The MURCEF (Urgent Measures of Economic and Financial Reforms) Act has already been denouncing since the end of 2001 that a bank is systematically trying to link a loan it grants to a borrower, to a mortgage loan insurance that it markets to itself. even. Unfortunately until now, this association was in place and imposed by the banks and this was very often the condition to be granted a credit.

The Legarda law says stop this use considered abusive by allowing the competition to position itself and offer offers to future borrowers. Thus, the future borrower can now look for loan insurance that will allow him to obtain the best guarantees at the best price before contracting his loan and do what is called a delegation of insurance.

If the bank refuses to accept this insurance to which the borrower has subscribed on his side, it must make a written to the borrower, stating clearly why this insurance is refused.

What does the Legarda law change for the future borrower?

What does the Legarda law change for the future borrower?

For a loan contracted by borrowers with a profile presenting no particular risk, the Legarda law now allows them to subscribe to the insurance of their choice through the delegation of insurance and to play the competition, without necessarily having to subscribe to the assurance that the lending institution offers them.
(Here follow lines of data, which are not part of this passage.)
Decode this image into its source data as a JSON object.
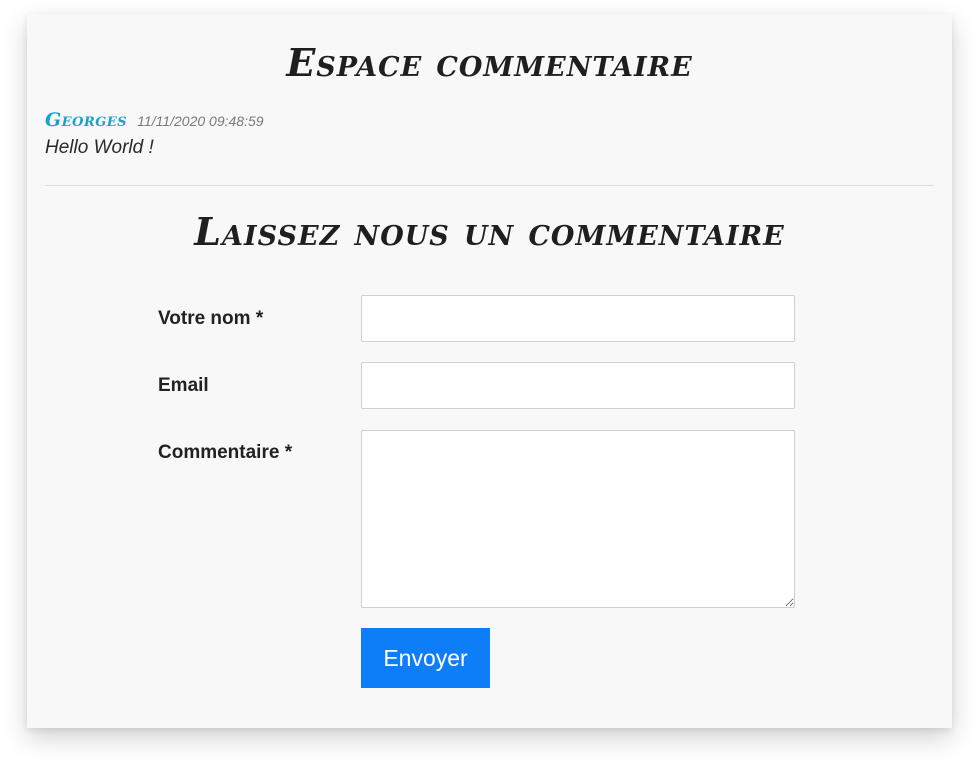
{
  "section_title": "Espace commentaire",
  "comments": [
    {
      "author": "Georges",
      "timestamp": "11/11/2020 09:48:59",
      "text": "Hello World !"
    }
  ],
  "form": {
    "title": "Laissez nous un commentaire",
    "name_label": "Votre nom *",
    "name_value": "",
    "email_label": "Email",
    "email_value": "",
    "comment_label": "Commentaire *",
    "comment_value": "",
    "submit_label": "Envoyer"
  },
  "colors": {
    "author": "#17a2c8",
    "submit_bg": "#0d7ef7",
    "card_bg": "#f8f8f8"
  }
}
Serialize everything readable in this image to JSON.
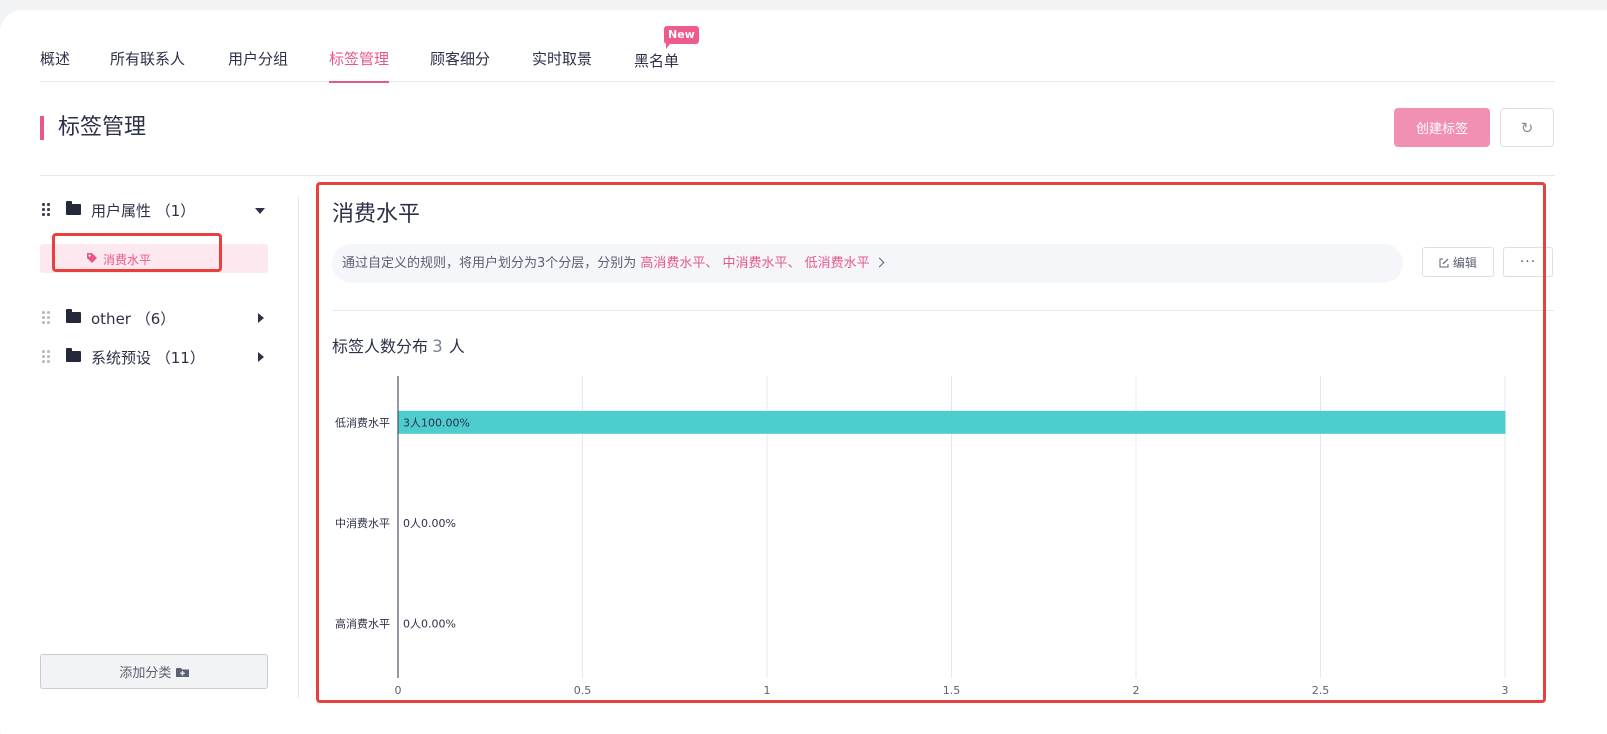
{
  "tabs": [
    {
      "label": "概述",
      "active": false
    },
    {
      "label": "所有联系人",
      "active": false
    },
    {
      "label": "用户分组",
      "active": false
    },
    {
      "label": "标签管理",
      "active": true
    },
    {
      "label": "顾客细分",
      "active": false
    },
    {
      "label": "实时取景",
      "active": false
    },
    {
      "label": "黑名单",
      "active": false,
      "badge": "New"
    }
  ],
  "page_title": "标签管理",
  "actions": {
    "create_label": "创建标签",
    "refresh_icon": "refresh-icon"
  },
  "sidebar": {
    "groups": [
      {
        "label": "用户属性 （1）",
        "expanded": true,
        "items": [
          {
            "label": "消费水平",
            "icon": "tag-icon"
          }
        ]
      },
      {
        "label": "other （6）",
        "expanded": false
      },
      {
        "label": "系统预设 （11）",
        "expanded": false
      }
    ],
    "add_category": "添加分类"
  },
  "detail": {
    "title": "消费水平",
    "description_prefix": "通过自定义的规则，将用户划分为3个分层，分别为 ",
    "description_layers": "高消费水平、 中消费水平、 低消费水平",
    "edit_label": "编辑",
    "more_label": "···",
    "distribution_title": "标签人数分布",
    "distribution_count": "3",
    "distribution_unit": "人"
  },
  "colors": {
    "accent": "#e8578c",
    "bar": "#4ecdcf",
    "highlight_box": "#e8413d"
  },
  "chart_data": {
    "type": "bar",
    "orientation": "horizontal",
    "categories": [
      "低消费水平",
      "中消费水平",
      "高消费水平"
    ],
    "values": [
      3,
      0,
      0
    ],
    "data_labels": [
      "3人100.00%",
      "0人0.00%",
      "0人0.00%"
    ],
    "xlim": [
      0,
      3
    ],
    "xticks": [
      0,
      0.5,
      1,
      1.5,
      2,
      2.5,
      3
    ],
    "xtick_labels": [
      "0",
      "0.5",
      "1",
      "1.5",
      "2",
      "2.5",
      "3"
    ],
    "grid": true
  }
}
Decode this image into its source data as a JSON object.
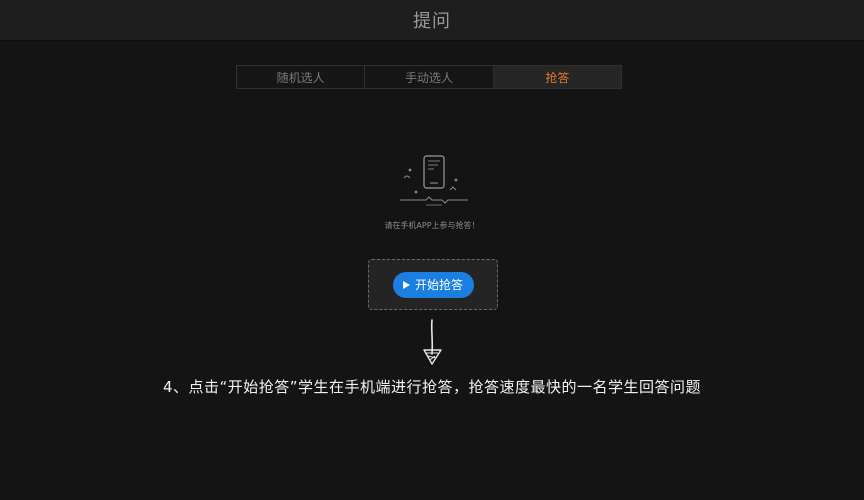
{
  "window": {
    "title": "提问"
  },
  "tabs": [
    {
      "label": "随机选人",
      "active": false
    },
    {
      "label": "手动选人",
      "active": false
    },
    {
      "label": "抢答",
      "active": true
    }
  ],
  "illustration": {
    "icon": "phone-icon"
  },
  "hint": {
    "text": "请在手机APP上参与抢答！"
  },
  "start_button": {
    "label": "开始抢答",
    "icon": "play-icon"
  },
  "annotation": {
    "arrow_icon": "hand-drawn-arrow-icon",
    "text": "4、点击“开始抢答”学生在手机端进行抢答，抢答速度最快的一名学生回答问题"
  },
  "colors": {
    "accent_active_tab": "#e0782a",
    "button_blue": "#1a7fe0",
    "background": "#141414"
  }
}
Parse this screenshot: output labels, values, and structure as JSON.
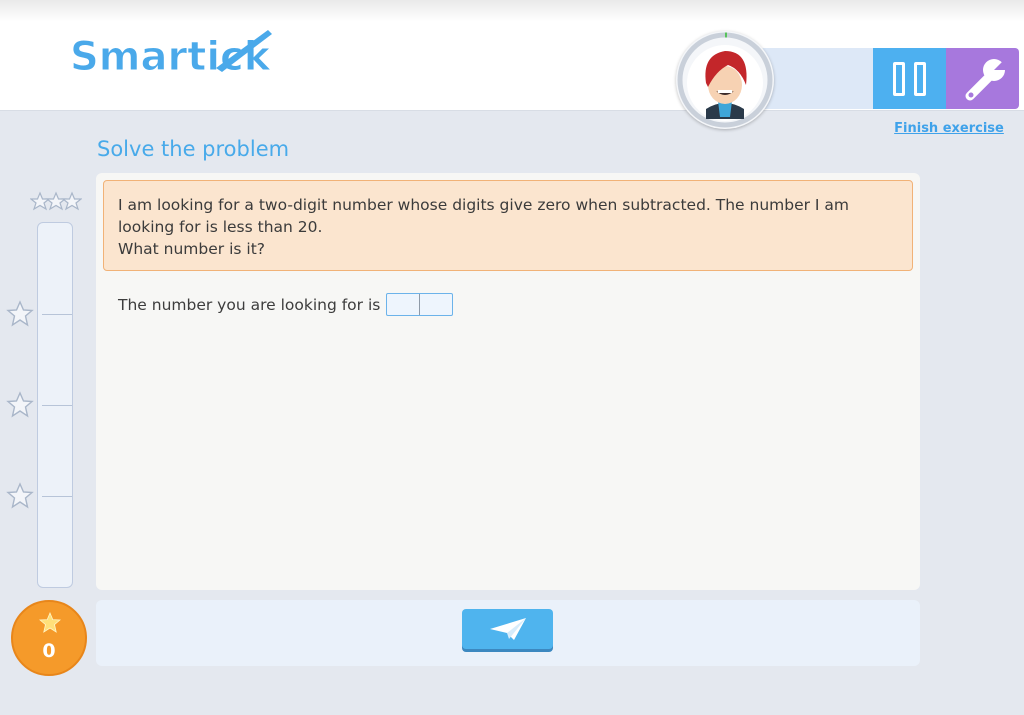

Provided however that the level of guarantee offered by this insurance is equivalent to the level of guarantee offered by the insurance of the body that grants the credit.

For a loan contracted by borrowers with an aggravated health risk, or an aggravated sports risk, the Legarda law does not change much because the banks do not provide this type of profile. These borrowers must already have resorted for years to insurance delegations via independent insurance companies to insure their loan.

The Legarda law imposed obligations and rules for loan insurance

The Lagarde Law imposed obligations and rules for loan insurance

Since July 1, 2009, when the borrower goes to see his bank to make a credit, the latter must provide him with a standardized information sheet relating to the guarantees they require for loan insurance.

When subscribing to a mortgage, the bank that finances the project will no longer be able to “refuse as collateral another insurance contract when this contract presents a level of guarantee equivalent to the group insurance contract (= the one of the bank granting the loan) “.

In case of refusal by the lending institution in front of the individual insurance presented by a future borrower, the bank must then mention to the latter in writing, the reasons for its refusal.

Finally, the Legarda law specifies that “the lender may not modify the loan rate conditions provided for in the offer […], whether fixed or variable, in consideration for its acceptance as security for a loan. insurance contract other than the group insurance contract he proposes “. In other words, this means that the bank will not be able to offer a more advantageous credit rate to a borrower if the borrower subscribes to his group insurance.